| Game | Torres | Complexity | Low |
| Company | Rio Grande Games | Time | 1.5 |
| Period | Medieval | System | Abstract/Tile Laying |
| Players | 3-5 | Rating | 7 |
Torres (Towers in german) is set in a hypothetical medieval kingdom. The old magnificent Castile has been devastated by a terrible tornado with nothing but the foundation left. Each of the King's sons is given the task of building a new and even more magnificent castle within 3 years. The prince who builds the tallest and biggest castle will inherit the throne, and to ensure fairness may each prince only employ 6 of his knights to the task.
That is the story, but in reality ths very abstract game is played on a 8x8 chess board with square plastic tiles and wooden cones. The game is played in 3 rounds and the players scoring for having the biggest castles: The knight at the tallest tower multiply his level with the base area of that castle. The game begins with 8 castle pieces is already built, and each player places a knight on top of one of these pieces. The last player in the turnorder may also place the old King on one of the vacant pieces.

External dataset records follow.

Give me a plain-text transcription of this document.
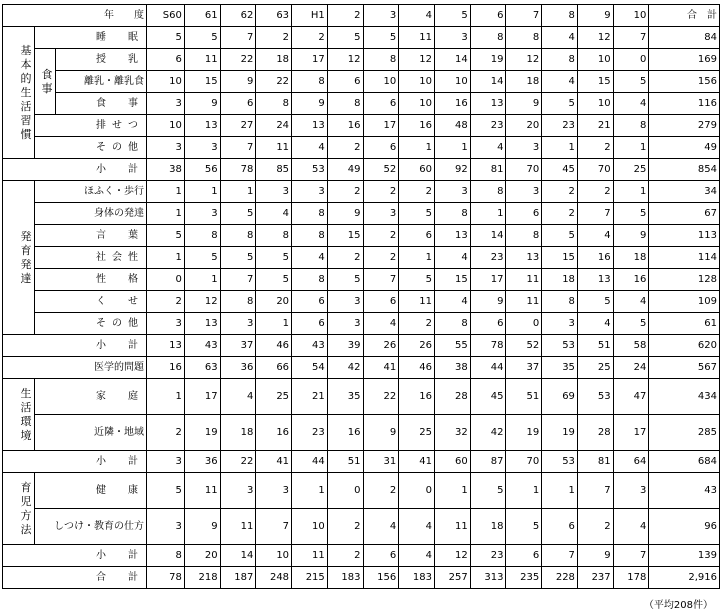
年　　度			S60	61	62	63	H1	2	3	4	5	6	7	8	9	10	合　計
基本的生活習慣	睡　眠		5	5	7	2	2	5	5	11	3	8	8	4	12	7	84
	食事	授　乳	6	11	22	18	17	12	8	12	14	19	12	8	10	0	169
		離乳・離乳食	10	15	9	22	8	6	10	10	10	14	18	4	15	5	156
		食　事	3	9	6	8	9	8	6	10	16	13	9	5	10	4	116
	排せつ		10	13	27	24	13	16	17	16	48	23	20	23	21	8	279
	その他		3	3	7	11	4	2	6	1	1	4	3	1	2	1	49
小　計			38	56	78	85	53	49	52	60	92	81	70	45	70	25	854
発育発達	ほふく・歩行		1	1	1	3	3	2	2	2	3	8	3	2	2	1	34
	身体の発達		1	3	5	4	8	9	3	5	8	1	6	2	7	5	67
	言　葉		5	8	8	8	8	15	2	6	13	14	8	5	4	9	113
	社会性		1	5	5	5	4	2	2	1	4	23	13	15	16	18	114
	性　格		0	1	7	5	8	5	7	5	15	17	11	18	13	16	128
	く　せ		2	12	8	20	6	3	6	11	4	9	11	8	5	4	109
	その他		3	13	3	1	6	3	4	2	8	6	0	3	4	5	61
小　計			13	43	37	46	43	39	26	26	55	78	52	53	51	58	620
医学的問題			16	63	36	66	54	42	41	46	38	44	37	35	25	24	567
生活環境	家　庭		1	17	4	25	21	35	22	16	28	45	51	69	53	47	434
	近隣・地域		2	19	18	16	23	16	9	25	32	42	19	19	28	17	285
小　計			3	36	22	41	44	51	31	41	60	87	70	53	81	64	684
育児方法	健　康		5	11	3	3	1	0	2	0	1	5	1	1	7	3	43
	しつけ・教育の仕方		3	9	11	7	10	2	4	4	11	18	5	6	2	4	96
小　計			8	20	14	10	11	2	6	4	12	23	6	7	9	7	139
合　計			78	218	187	248	215	183	156	183	257	313	235	228	237	178	2,916
（平均208件）
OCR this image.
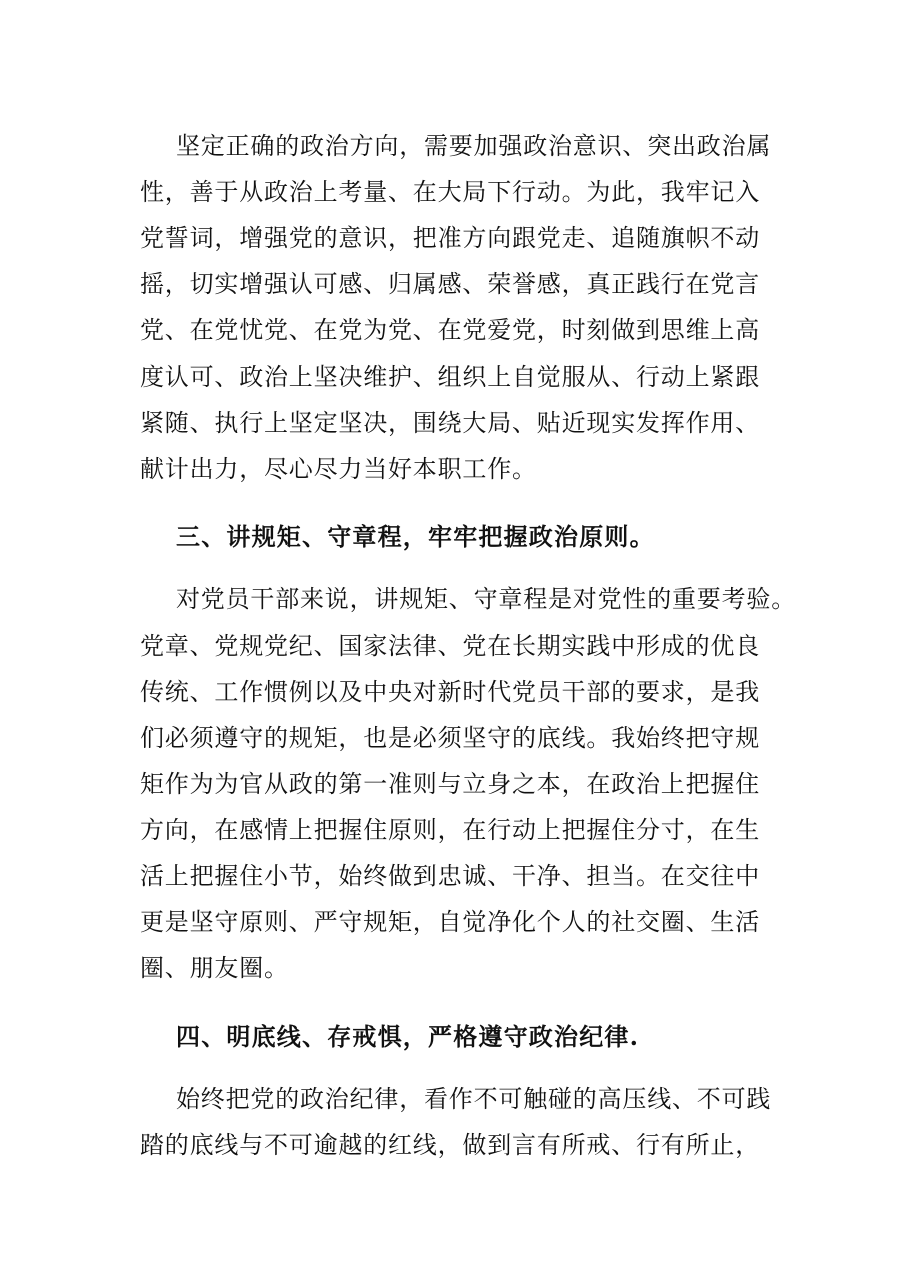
坚定正确的政治方向，需要加强政治意识、突出政治属
性，善于从政治上考量、在大局下行动。为此，我牢记入
党誓词，增强党的意识，把准方向跟党走、追随旗帜不动
摇，切实增强认可感、归属感、荣誉感，真正践行在党言
党、在党忧党、在党为党、在党爱党，时刻做到思维上高
度认可、政治上坚决维护、组织上自觉服从、行动上紧跟
紧随、执行上坚定坚决，围绕大局、贴近现实发挥作用、
献计出力，尽心尽力当好本职工作。
三、讲规矩、守章程，牢牢把握政治原则。
对党员干部来说，讲规矩、守章程是对党性的重要考验。
党章、党规党纪、国家法律、党在长期实践中形成的优良
传统、工作惯例以及中央对新时代党员干部的要求，是我
们必须遵守的规矩，也是必须坚守的底线。我始终把守规
矩作为为官从政的第一准则与立身之本，在政治上把握住
方向，在感情上把握住原则，在行动上把握住分寸，在生
活上把握住小节，始终做到忠诚、干净、担当。在交往中
更是坚守原则、严守规矩，自觉净化个人的社交圈、生活
圈、朋友圈。
四、明底线、存戒惧，严格遵守政治纪律.
始终把党的政治纪律，看作不可触碰的高压线、不可践
踏的底线与不可逾越的红线，做到言有所戒、行有所止，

Each round has several phases depending on the number of players, and a randomly picked Phase card describes how many castle pieces each player receives and how these must be built into a tower (usually 4 pieces in the first and 3 in the later rounds). A player has 5 Action Points (AP) to spend per turn, which may be used to deploy a new knights, move knights, place castle pieces, or buy Action cards which will bend the rules in some way. These cards bring in a certain luck element into the game which can be removed by giving each player his own set of 8 Action cards. An interesting little feature is that the castle pieces had a gate on one side, and a knight standing next to gate may move "through" that gate and out of any other gate in the castle.